Officials in Carroll County have promised to keep testing wells for gas additives in the Gamber area and are pushing for a timely resolution, even if no one responsible for the pollution is found.
Representatives of the Carroll County Health Department and the Maryland Department of the Environment went before the Carroll County Environmental Advisory Council on Wednesday to update them on contaminations around the county, and assured the council that residents in Gamber would soon see more testing and investigation.
Charles Zaleski, Assistant Director of Environmental Health, said they were working on a schedule to keep testing wells around the intersection of state routes 91 and 32, where gasoline additives such as methyl-tertiary butyl ether (MTBE) and benzene have been found in several sources of drinking water. The county will even continue to test the wells where MTBE concentrations are below the state’s action level of 20 parts per billion, just in case contaminations return, said Ed Singer, director of Environmental Health.
“We’ve had sites in Carroll where cases have been closed, and we’ve come back several years later to find problems again,” Singer said. To keep up, wells in the area will be tested at least once every six months until the case is closed, he said.

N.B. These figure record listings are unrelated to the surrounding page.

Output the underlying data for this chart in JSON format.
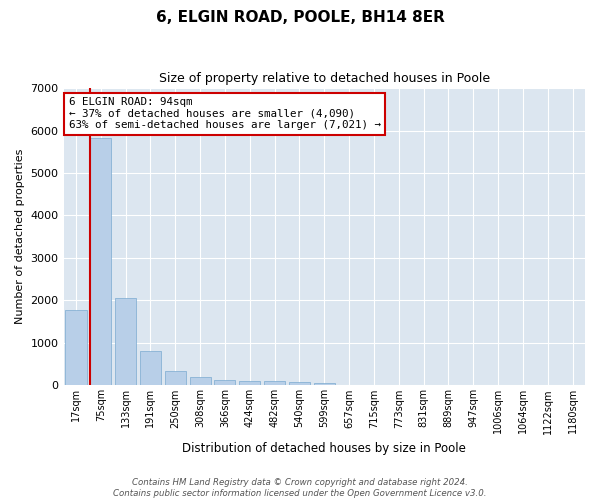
{
  "title1": "6, ELGIN ROAD, POOLE, BH14 8ER",
  "title2": "Size of property relative to detached houses in Poole",
  "xlabel": "Distribution of detached houses by size in Poole",
  "ylabel": "Number of detached properties",
  "categories": [
    "17sqm",
    "75sqm",
    "133sqm",
    "191sqm",
    "250sqm",
    "308sqm",
    "366sqm",
    "424sqm",
    "482sqm",
    "540sqm",
    "599sqm",
    "657sqm",
    "715sqm",
    "773sqm",
    "831sqm",
    "889sqm",
    "947sqm",
    "1006sqm",
    "1064sqm",
    "1122sqm",
    "1180sqm"
  ],
  "values": [
    1780,
    5820,
    2060,
    820,
    340,
    190,
    120,
    110,
    100,
    75,
    60,
    0,
    0,
    0,
    0,
    0,
    0,
    0,
    0,
    0,
    0
  ],
  "bar_color": "#b8cfe8",
  "bar_edge_color": "#7aaad0",
  "vline_color": "#cc0000",
  "vline_x_index": 1,
  "annotation_text": "6 ELGIN ROAD: 94sqm\n← 37% of detached houses are smaller (4,090)\n63% of semi-detached houses are larger (7,021) →",
  "annotation_box_facecolor": "#ffffff",
  "annotation_box_edgecolor": "#cc0000",
  "ylim": [
    0,
    7000
  ],
  "yticks": [
    0,
    1000,
    2000,
    3000,
    4000,
    5000,
    6000,
    7000
  ],
  "background_color": "#dce6f0",
  "grid_color": "#ffffff",
  "footnote": "Contains HM Land Registry data © Crown copyright and database right 2024.\nContains public sector information licensed under the Open Government Licence v3.0."
}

Part of the problem in Gamber has been identifying a responsible party in an area littered with old and new gasoline storage tanks ? each a possible source of leaks, said MDE Oil Control Program Administrator Herb Meade.
Environmental Advisory Council Member Sher Horosko pushed for a cutoff point to the investigations, where MDE would stop looking for the source and move directly to cleanup. “I don’t want to see ? citizens strung out for 10 years while we’re searching for the responsible parties,” Horosko said.
With the planned installation of six more monitoring wells in Gamber, the state should have a more complete picture of the pollution within six months, Meade said. Then, he said, the state should know if a single party can shoulder the blame and burden for further investigation and cleanup.